I’m getting back into hacking like crazy. I think next time I start a project, it’s going to not involve coding. Like carpentry or something. I want to build my own desk with monitor stands and lots of space to spread out my stuff on. Just anything that won’t force me to obsessively try and retry the same error corrections time after time in the vain hope of making a little dinosaur shoot lasers out of his face on my computer screen. I’m getting slowly nearer to the end of my monstrous object-oriented programming self-tutorial, and I’m quickly remembering why it was that I took that big two month break in the middle of my work. I feel like my brain is going to fall out of my ear – that’s how concentratedly I’ve been thinking in attempts to fix the multilayered coding issues that appear without fail every time I think my game is going to do exactly what it shoud. I have spent the last two hours straight working on what amounted to one bug in my code – and it’s still not fixed. Every day is a new challenge with a project like this, especially if a lot of the code I’m using was written when I didn’t totally understand the power of OOP. It’s absolutely mind-numbing, but I’m totally glad I’m doing it; resolving code bugs comes with a feeling of great accomplishment (except on the rare occasion that I go to bed without having solved the problem, in which case I wake up a little pissed off).
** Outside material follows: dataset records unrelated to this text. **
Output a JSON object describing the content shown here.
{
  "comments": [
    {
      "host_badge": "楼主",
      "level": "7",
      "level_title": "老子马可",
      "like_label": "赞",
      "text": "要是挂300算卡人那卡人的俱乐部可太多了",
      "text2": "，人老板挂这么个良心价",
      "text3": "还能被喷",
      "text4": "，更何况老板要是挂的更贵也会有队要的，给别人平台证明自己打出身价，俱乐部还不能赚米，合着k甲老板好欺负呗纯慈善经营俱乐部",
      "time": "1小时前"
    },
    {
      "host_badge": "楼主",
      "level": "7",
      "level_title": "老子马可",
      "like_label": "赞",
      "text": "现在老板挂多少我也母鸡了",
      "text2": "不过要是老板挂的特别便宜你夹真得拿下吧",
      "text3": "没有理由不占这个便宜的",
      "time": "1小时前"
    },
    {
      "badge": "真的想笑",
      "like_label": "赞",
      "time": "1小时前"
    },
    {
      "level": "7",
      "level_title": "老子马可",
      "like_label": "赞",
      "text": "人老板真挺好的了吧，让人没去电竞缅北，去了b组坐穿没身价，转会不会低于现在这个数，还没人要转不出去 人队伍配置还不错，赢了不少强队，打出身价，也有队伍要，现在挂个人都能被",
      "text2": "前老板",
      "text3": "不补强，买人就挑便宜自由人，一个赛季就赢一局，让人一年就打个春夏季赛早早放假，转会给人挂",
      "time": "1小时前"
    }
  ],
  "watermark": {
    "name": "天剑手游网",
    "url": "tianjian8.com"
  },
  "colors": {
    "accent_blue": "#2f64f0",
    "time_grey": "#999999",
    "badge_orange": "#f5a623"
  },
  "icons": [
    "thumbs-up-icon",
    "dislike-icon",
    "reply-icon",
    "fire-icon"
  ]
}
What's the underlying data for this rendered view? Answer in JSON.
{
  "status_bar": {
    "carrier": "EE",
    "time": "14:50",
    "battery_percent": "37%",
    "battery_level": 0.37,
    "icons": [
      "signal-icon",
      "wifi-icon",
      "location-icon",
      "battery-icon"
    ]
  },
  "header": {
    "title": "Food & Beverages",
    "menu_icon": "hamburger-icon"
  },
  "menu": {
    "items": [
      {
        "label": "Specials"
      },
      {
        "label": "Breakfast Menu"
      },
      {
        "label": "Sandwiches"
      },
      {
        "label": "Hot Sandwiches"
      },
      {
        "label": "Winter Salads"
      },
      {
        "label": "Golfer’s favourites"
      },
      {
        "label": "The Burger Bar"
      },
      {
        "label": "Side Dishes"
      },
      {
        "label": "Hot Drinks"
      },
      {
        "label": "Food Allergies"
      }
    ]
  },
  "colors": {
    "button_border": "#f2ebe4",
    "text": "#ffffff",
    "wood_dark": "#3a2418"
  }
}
Seriously, I don’t hate this work that I’m putting myself through, it’s just a task that causes a lot of mental strain, and for anything like that, you need a bit of a cooldown/decompression period after you’re done. Otherwise, your brain just continues on the same trajectory and you’re all distracted around your friends – you’re detached, spacey, and kind of annoyed that you can’t solve your bugs. That’s why you have to know when to stop. Any time that I make some definitive breakthrough, major or minor, in which I come to understand for certain something about a program’s operation that I didn’t before, that’s a good time for me to stop. That way, I can console myself in my failure to completely resolve a bug with the knowledge that I am, for certain, one step closer to doing so in the future. The problem with this is realizing when it happens and forcing myself to stop coding. It’s addictive, man. I think I have a problem. This and video games, right?
The moral of the story is, essentially, quit while you’re ahead when your brain starts taking off during hacking. Otherwise, the rest of your day may not go well (if you’re me (or if you’re you (which you probably are (I think)))).